The economic and trading headwinds facing the food and restaurant sector are not expected to abate in the year ahead, the group warns in its prospects that accompany financial results. These include the impact of the depreciating currency, continued load-shedding and rising operating costs.

In its latest results, Spur also says consumers are likely to remain under financial pressure.

Despite this gloomy view, the group plans to expand across all regions in which it operates. It intends to open 38 restaurants across its brands in SA, including doubling the existing restaurant base of the newly-acquired RocoMamas chain.
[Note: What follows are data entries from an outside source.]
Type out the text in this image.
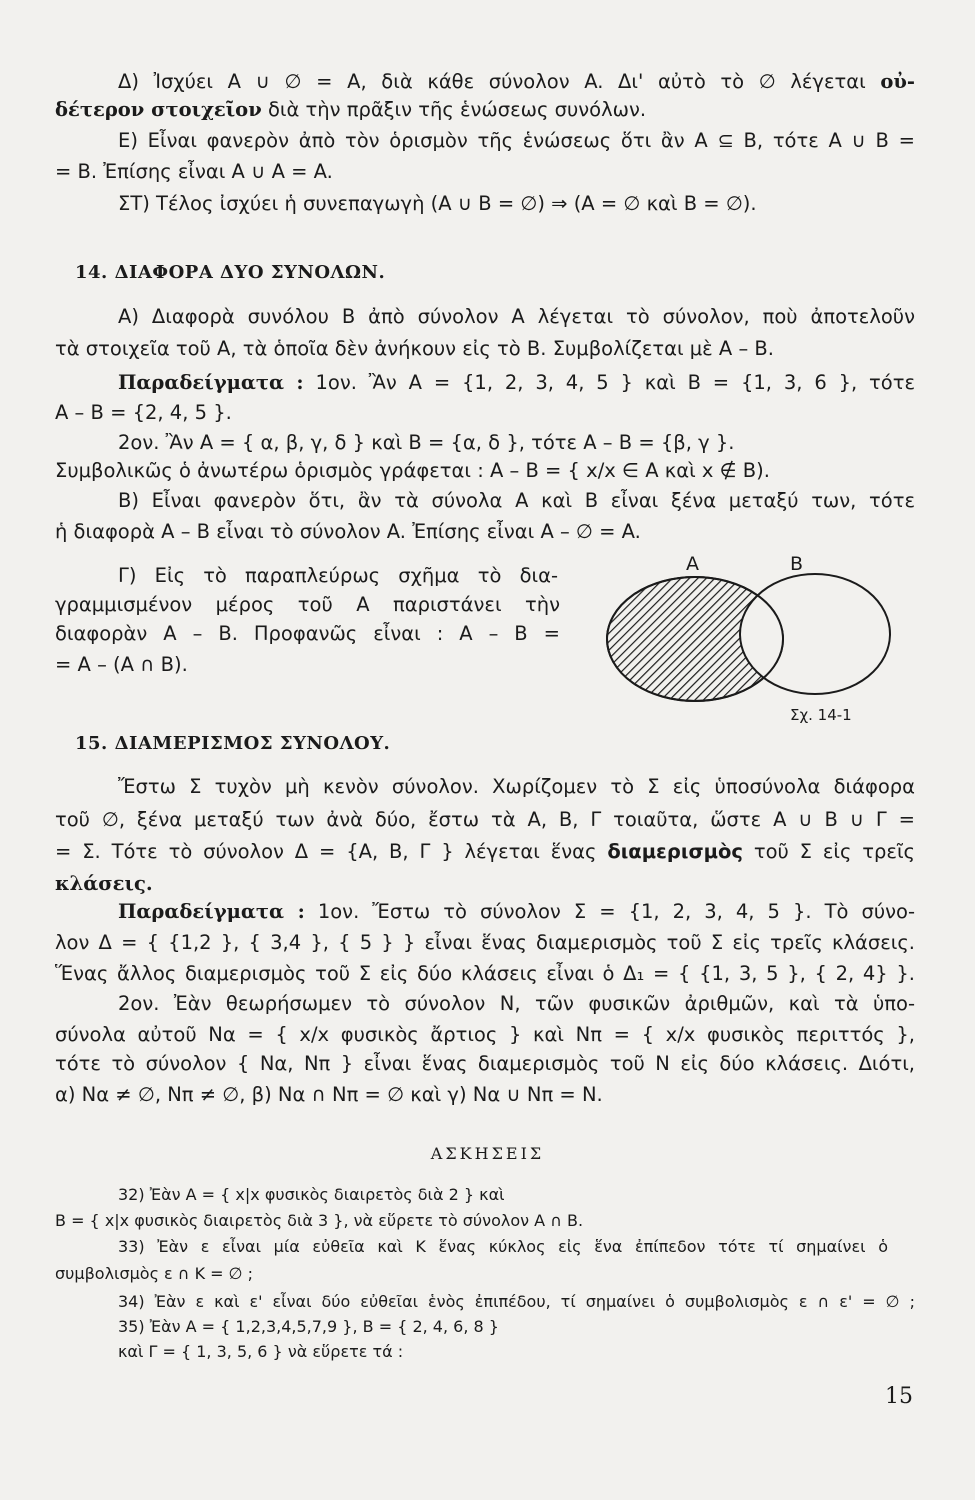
Δ) Ἰσχύει A ∪ ∅ = A, διὰ κάθε σύνολον A. Δι' αὐτὸ τὸ ∅ λέγεται οὐ-
δέτερον στοιχεῖον διὰ τὴν πρᾶξιν τῆς ἑνώσεως συνόλων.
E) Εἶναι φανερὸν ἀπὸ τὸν ὁρισμὸν τῆς ἑνώσεως ὅτι ἂν A ⊆ B, τότε A ∪ B =
= B. Ἐπίσης εἶναι A ∪ A = A.
ΣΤ) Τέλος ἰσχύει ἡ συνεπαγωγὴ (A ∪ B = ∅) ⇒ (A = ∅ καὶ B = ∅).
14. ΔΙΑΦΟΡΑ ΔΥΟ ΣΥΝΟΛΩΝ.
A) Διαφορὰ συνόλου B ἀπὸ σύνολον A λέγεται τὸ σύνολον, ποὺ ἀποτελοῦν
τὰ στοιχεῖα τοῦ A, τὰ ὁποῖα δὲν ἀνήκουν εἰς τὸ B. Συμβολίζεται μὲ A – B.
Παραδείγματα : 1ον. Ἂν A = {1, 2, 3, 4, 5 } καὶ B = {1, 3, 6 }, τότε
A – B = {2, 4, 5 }.
2ον. Ἂν A = { α, β, γ, δ } καὶ B = {α, δ }, τότε A – B = {β, γ }.
Συμβολικῶς ὁ ἀνωτέρω ὁρισμὸς γράφεται : A – B = { x/x ∈ A καὶ x ∉ B).
B) Εἶναι φανερὸν ὅτι, ἂν τὰ σύνολα A καὶ B εἶναι ξένα μεταξύ των, τότε
ἡ διαφορὰ A – B εἶναι τὸ σύνολον A. Ἐπίσης εἶναι A – ∅ = A.
Γ) Εἰς τὸ παραπλεύρως σχῆμα τὸ δια-
γραμμισμένον μέρος τοῦ A παριστάνει τὴν
διαφορὰν A – B. Προφανῶς εἶναι : A – B =
= A – (A ∩ B).
A	B
Σχ. 14-1
15. ΔΙΑΜΕΡΙΣΜΟΣ ΣΥΝΟΛΟΥ.
Ἔστω Σ τυχὸν μὴ κενὸν σύνολον. Χωρίζομεν τὸ Σ εἰς ὑποσύνολα διάφορα
τοῦ ∅, ξένα μεταξύ των ἀνὰ δύο, ἔστω τὰ A, B, Γ τοιαῦτα, ὥστε A ∪ B ∪ Γ =
= Σ. Τότε τὸ σύνολον Δ = {A, B, Γ } λέγεται ἕνας διαμερισμὸς τοῦ Σ εἰς τρεῖς
κλάσεις.
Παραδείγματα : 1ον. Ἔστω τὸ σύνολον Σ = {1, 2, 3, 4, 5 }. Τὸ σύνο-
λον Δ = { {1,2 }, { 3,4 }, { 5 } } εἶναι ἕνας διαμερισμὸς τοῦ Σ εἰς τρεῖς κλάσεις.
Ἕνας ἄλλος διαμερισμὸς τοῦ Σ εἰς δύο κλάσεις εἶναι ὁ Δ₁ = { {1, 3, 5 }, { 2, 4} }.
2ον. Ἐὰν θεωρήσωμεν τὸ σύνολον N, τῶν φυσικῶν ἀριθμῶν, καὶ τὰ ὑπο-
σύνολα αὐτοῦ Nα = { x/x φυσικὸς ἄρτιος } καὶ Nπ = { x/x φυσικὸς περιττός },
τότε τὸ σύνολον { Nα, Nπ } εἶναι ἕνας διαμερισμὸς τοῦ N εἰς δύο κλάσεις. Διότι,
α) Nα ≠ ∅, Nπ ≠ ∅, β) Nα ∩ Nπ = ∅ καὶ γ) Nα ∪ Nπ = N.
ΑΣΚΗΣΕΙΣ
32) Ἐὰν A = { x|x φυσικὸς διαιρετὸς διὰ 2 } καὶ
B = { x|x φυσικὸς διαιρετὸς διὰ 3 }, νὰ εὕρετε τὸ σύνολον A ∩ B.
33) Ἐὰν ε εἶναι μία εὐθεῖα καὶ K ἕνας κύκλος εἰς ἕνα ἐπίπεδον τότε τί σημαίνει ὁ
συμβολισμὸς ε ∩ K = ∅ ;
34) Ἐὰν ε καὶ ε' εἶναι δύο εὐθεῖαι ἑνὸς ἐπιπέδου, τί σημαίνει ὁ συμβολισμὸς ε ∩ ε' = ∅ ;
35) Ἐὰν A = { 1,2,3,4,5,7,9 }, B = { 2, 4, 6, 8 }
καὶ Γ = { 1, 3, 5, 6 } νὰ εὕρετε τά :
15
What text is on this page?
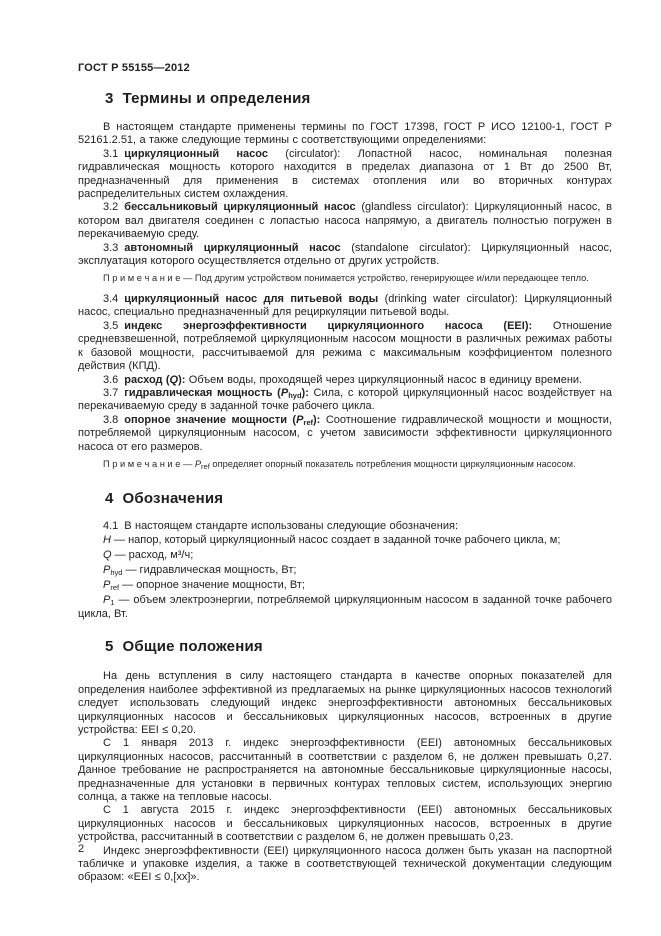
ГОСТ Р 55155—2012
3 Термины и определения

В настоящем стандарте применены термины по ГОСТ 17398, ГОСТ Р ИСО 12100-1, ГОСТ Р 52161.2.51, а также следующие термины с соответствующими определениями:

3.1 циркуляционный насос (circulator): Лопастной насос, номинальная полезная гидравлическая мощность которого находится в пределах диапазона от 1 Вт до 2500 Вт, предназначенный для применения в системах отопления или во вторичных контурах распределительных систем охлаждения.

3.2 бессальниковый циркуляционный насос (glandless circulator): Циркуляционный насос, в котором вал двигателя соединен с лопастью насоса напрямую, а двигатель полностью погружен в перекачиваемую среду.

3.3 автономный циркуляционный насос (standalone circulator): Циркуляционный насос, эксплуатация которого осуществляется отдельно от других устройств.

П р и м е ч а н и е — Под другим устройством понимается устройство, генерирующее и/или передающее тепло.

3.4 циркуляционный насос для питьевой воды (drinking water circulator): Циркуляционный насос, специально предназначенный для рециркуляции питьевой воды.

3.5 индекс энергоэффективности циркуляционного насоса (EEI): Отношение средневзвешенной, потребляемой циркуляционным насосом мощности в различных режимах работы к базовой мощности, рассчитываемой для режима с максимальным коэффициентом полезного действия (КПД).

3.6 расход (Q): Объем воды, проходящей через циркуляционный насос в единицу времени.

3.7 гидравлическая мощность $(P_{hyd})$: Сила, с которой циркуляционный насос воздействует на перекачиваемую среду в заданной точке рабочего цикла.

3.8 опорное значение мощности $(P_{ref})$: Соотношение гидравлической мощности и мощности, потребляемой циркуляционным насосом, с учетом зависимости эффективности циркуляционного насоса от его размеров.

П р и м е ч а н и е — $P_{ref}$ определяет опорный показатель потребления мощности циркуляционным насосом.

4 Обозначения

4.1 В настоящем стандарте использованы следующие обозначения:

H — напор, который циркуляционный насос создает в заданной точке рабочего цикла, м;

Q — расход, м³/ч;

$P_{hyd}$ — гидравлическая мощность, Вт;

$P_{ref}$ — опорное значение мощности, Вт;

$P_1$ — объем электроэнергии, потребляемой циркуляционным насосом в заданной точке рабочего цикла, Вт.

5 Общие положения

На день вступления в силу настоящего стандарта в качестве опорных показателей для определения наиболее эффективной из предлагаемых на рынке циркуляционных насосов технологий следует использовать следующий индекс энергоэффективности автономных бессальниковых циркуляционных насосов и бессальниковых циркуляционных насосов, встроенных в другие устройства: EEI ≤ 0,20.

С 1 января 2013 г. индекс энергоэффективности (EEI) автономных бессальниковых циркуляционных насосов, рассчитанный в соответствии с разделом 6, не должен превышать 0,27. Данное требование не распространяется на автономные бессальниковые циркуляционные насосы, предназначенные для установки в первичных контурах тепловых систем, использующих энергию солнца, а также на тепловые насосы.

С 1 августа 2015 г. индекс энергоэффективности (EEI) автономных бессальниковых циркуляционных насосов и бессальниковых циркуляционных насосов, встроенных в другие устройства, рассчитанный в соответствии с разделом 6, не должен превышать 0,23.

Индекс энергоэффективности (EEI) циркуляционного насоса должен быть указан на паспортной табличке и упаковке изделия, а также в соответствующей технической документации следующим образом: «EEI ≤ 0,[xx]».

2
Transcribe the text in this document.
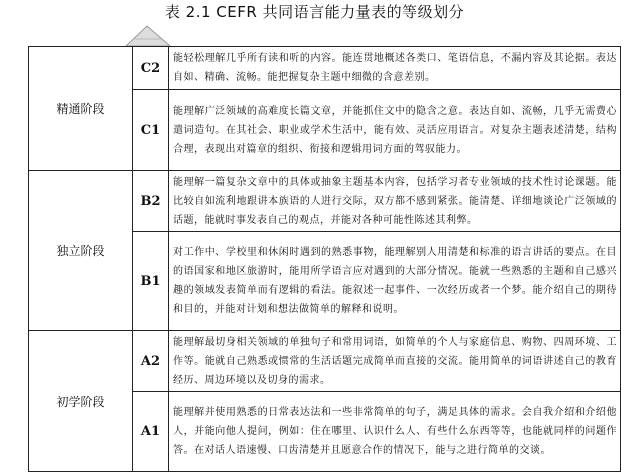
表 2.1 CEFR 共同语言能力量表的等级划分
精通阶段	C2	能轻松理解几乎所有读和听的内容。能连贯地概述各类口、笔语信息，不漏内容及其论据。表达自如、精确、流畅。能把握复杂主题中细微的含意差别。
	C1	能理解广泛领域的高难度长篇文章，并能抓住文中的隐含之意。表达自如、流畅，几乎无需费心遣词造句。在其社会、职业或学术生活中，能有效、灵活应用语言。对复杂主题表述清楚，结构合理，表现出对篇章的组织、衔接和逻辑用词方面的驾驭能力。
独立阶段	B2	能理解一篇复杂文章中的具体或抽象主题基本内容，包括学习者专业领域的技术性讨论课题。能比较自如流利地跟讲本族语的人进行交际，双方都不感到紧张。能清楚、详细地谈论广泛领域的话题，能就时事发表自己的观点，并能对各种可能性陈述其利弊。
	B1	对工作中、学校里和休闲时遇到的熟悉事物，能理解别人用清楚和标准的语言讲话的要点。在目的语国家和地区旅游时，能用所学语言应对遇到的大部分情况。能就一些熟悉的主题和自己感兴趣的领域发表简单而有逻辑的看法。能叙述一起事件、一次经历或者一个梦。能介绍自己的期待和目的，并能对计划和想法做简单的解释和说明。
初学阶段	A2	能理解最切身相关领域的单独句子和常用词语，如简单的个人与家庭信息、购物、四周环境、工作等。能就自己熟悉或惯常的生活话题完成简单而直接的交流。能用简单的词语讲述自己的教育经历、周边环境以及切身的需求。
	A1	能理解并使用熟悉的日常表达法和一些非常简单的句子，满足具体的需求。会自我介绍和介绍他人，并能向他人提问，例如：住在哪里、认识什么人、有些什么东西等等，也能就同样的问题作答。在对话人语速慢、口齿清楚并且愿意合作的情况下，能与之进行简单的交谈。
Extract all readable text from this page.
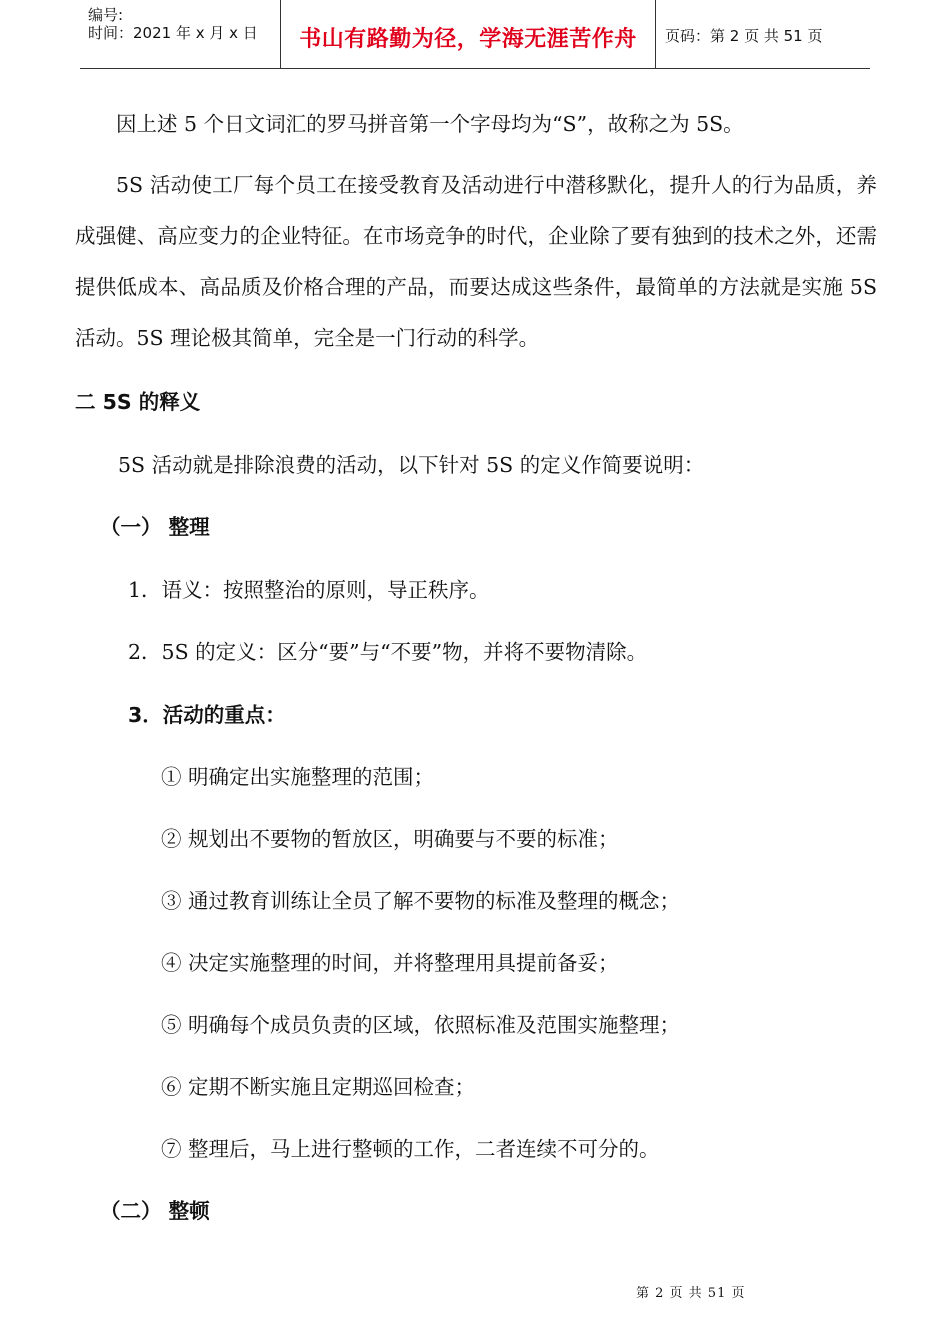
编号:
时间：2021 年 x 月 x 日	书山有路勤为径，学海无涯苦作舟	页码：第 2 页 共 51 页

因上述 5 个日文词汇的罗马拼音第一个字母均为“S”，故称之为 5S。

5S 活动使工厂每个员工在接受教育及活动进行中潜移默化，提升人的行为品质，养成强健、高应变力的企业特征。在市场竞争的时代，企业除了要有独到的技术之外，还需提供低成本、高品质及价格合理的产品，而要达成这些条件，最简单的方法就是实施 5S 活动。5S 理论极其简单，完全是一门行动的科学。

二 5S 的释义

5S 活动就是排除浪费的活动，以下针对 5S 的定义作简要说明：

（一） 整理

1．语义：按照整治的原则，导正秩序。

2．5S 的定义：区分“要”与“不要”物，并将不要物清除。

3．活动的重点：

① 明确定出实施整理的范围；

② 规划出不要物的暂放区，明确要与不要的标准；

③ 通过教育训练让全员了解不要物的标准及整理的概念；

④ 决定实施整理的时间，并将整理用具提前备妥；

⑤ 明确每个成员负责的区域，依照标准及范围实施整理；

⑥ 定期不断实施且定期巡回检查；

⑦ 整理后，马上进行整顿的工作，二者连续不可分的。

（二） 整顿

第 2 页 共 51 页
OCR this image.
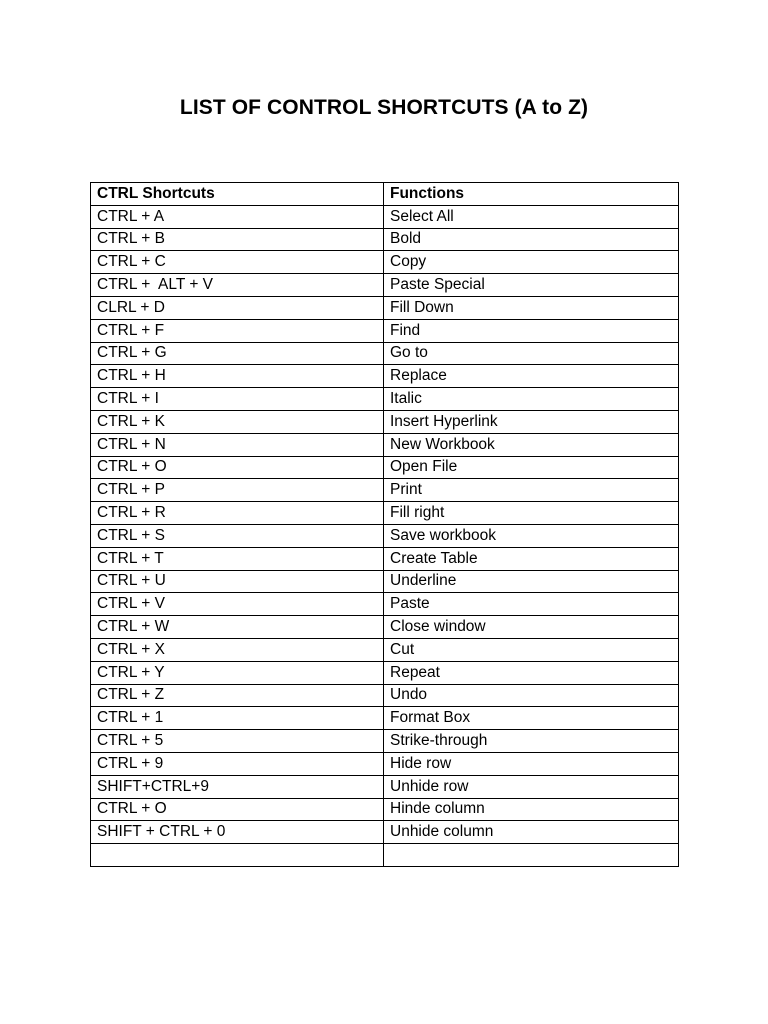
LIST OF CONTROL SHORTCUTS (A to Z)
CTRL Shortcuts	Functions
CTRL + A	Select All
CTRL + B	Bold
CTRL + C	Copy
CTRL +  ALT + V	Paste Special
CLRL + D	Fill Down
CTRL + F	Find
CTRL + G	Go to
CTRL + H	Replace
CTRL + I	Italic
CTRL + K	Insert Hyperlink
CTRL + N	New Workbook
CTRL + O	Open File
CTRL + P	Print
CTRL + R	Fill right
CTRL + S	Save workbook
CTRL + T	Create Table
CTRL + U	Underline
CTRL + V	Paste
CTRL + W	Close window
CTRL + X	Cut
CTRL + Y	Repeat
CTRL + Z	Undo
CTRL + 1	Format Box
CTRL + 5	Strike-through
CTRL + 9	Hide row
SHIFT+CTRL+9	Unhide row
CTRL + O	Hinde column
SHIFT + CTRL + 0	Unhide column
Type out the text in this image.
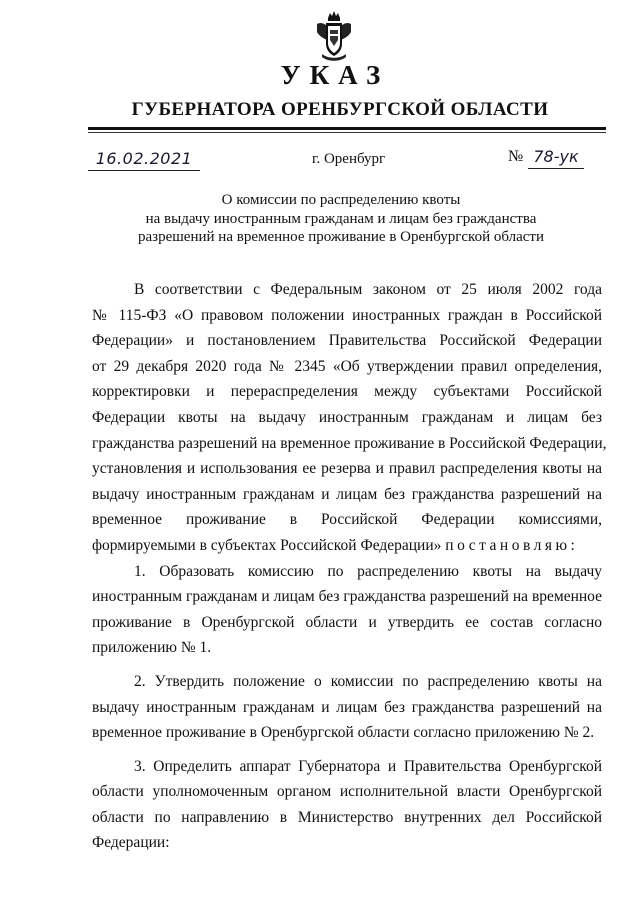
УКАЗ
ГУБЕРНАТОРА ОРЕНБУРГСКОЙ ОБЛАСТИ
16.02.2021	г. Оренбург	№ 78-ук
О комиссии по распределению квоты
на выдачу иностранным гражданам и лицам без гражданства
разрешений на временное проживание в Оренбургской области
В соответствии с Федеральным законом от 25 июля 2002 года
№ 115-ФЗ «О правовом положении иностранных граждан в Российской
Федерации» и постановлением Правительства Российской Федерации
от 29 декабря 2020 года № 2345 «Об утверждении правил определения,
корректировки и перераспределения между субъектами Российской
Федерации квоты на выдачу иностранным гражданам и лицам без
гражданства разрешений на временное проживание в Российской Федерации,
установления и использования ее резерва и правил распределения квоты на
выдачу иностранным гражданам и лицам без гражданства разрешений на
временное проживание в Российской Федерации комиссиями,
формируемыми в субъектах Российской Федерации» постановляю:
1. Образовать комиссию по распределению квоты на выдачу
иностранным гражданам и лицам без гражданства разрешений на временное
проживание в Оренбургской области и утвердить ее состав согласно
приложению № 1.
2. Утвердить положение о комиссии по распределению квоты на
выдачу иностранным гражданам и лицам без гражданства разрешений на
временное проживание в Оренбургской области согласно приложению № 2.
3. Определить аппарат Губернатора и Правительства Оренбургской
области уполномоченным органом исполнительной власти Оренбургской
области по направлению в Министерство внутренних дел Российской
Федерации:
International expansion will focus mainly on Africa where 12 new franchised outlets will be opened.

These include additional restaurants in Nigeria, Zambia, Kenya and Namibia, and the first outlets in Ethiopia. The first international outlets for RocoMamas and The Hussar Grill will be opened in Namibia and Zambia, respectively.

In Australia, one Spur and one Panarottis restaurant will be opened in Perth. In the UK, the group plans to expand the RBW pilot project to a further three sites and suitable locations are being evaluated.

Group revenue increased 3.7% to R760.1 million, with revenue generated in South Africa growing by 11.7%. Profit before income tax increased by 1.8% to R205.4 million. Diluted headline earnings per share fell 3.2% to 152.8 cents.

The final dividend increased by 9.1% to 132 cents.

Spur described its results as "competitive performance", saying it continued to gain market share.

Restaurant sales in South Africa proved resilient and grew by 11.3% in an environment of continued slowdown in middle-income spending and consumer confidence sinking to its lowest levels in over a decade.

Trading conditions were compounded by load-shedding, which reduced local restaurant turnover by an estimated 3%.

"Generators have been installed in 283 of the group's local restaurants, including 74% of Spur outlets, at a cost to franchisees of approximately R106 million. Spend in outlets in shopping malls is nevertheless negatively impacted when other stores in the malls are forced to close during power outages," Spur said.

Spur's operations displayed mixed performance.

Franchise revenue for Captain DoRegos declined by 25.8%. International revenue also decreased 11.5% to R223.1 million, partially due to the closure of a retail outlet in the UK and the disposal of all three retail outlets in Australia during the year.

The Australian operations experienced a more positive trading period and returned to profitability.

The franchise operation in Africa, including Mauritius, delivered strong growth in revenue and profitability, boosted by the opening of six new outlets during the year.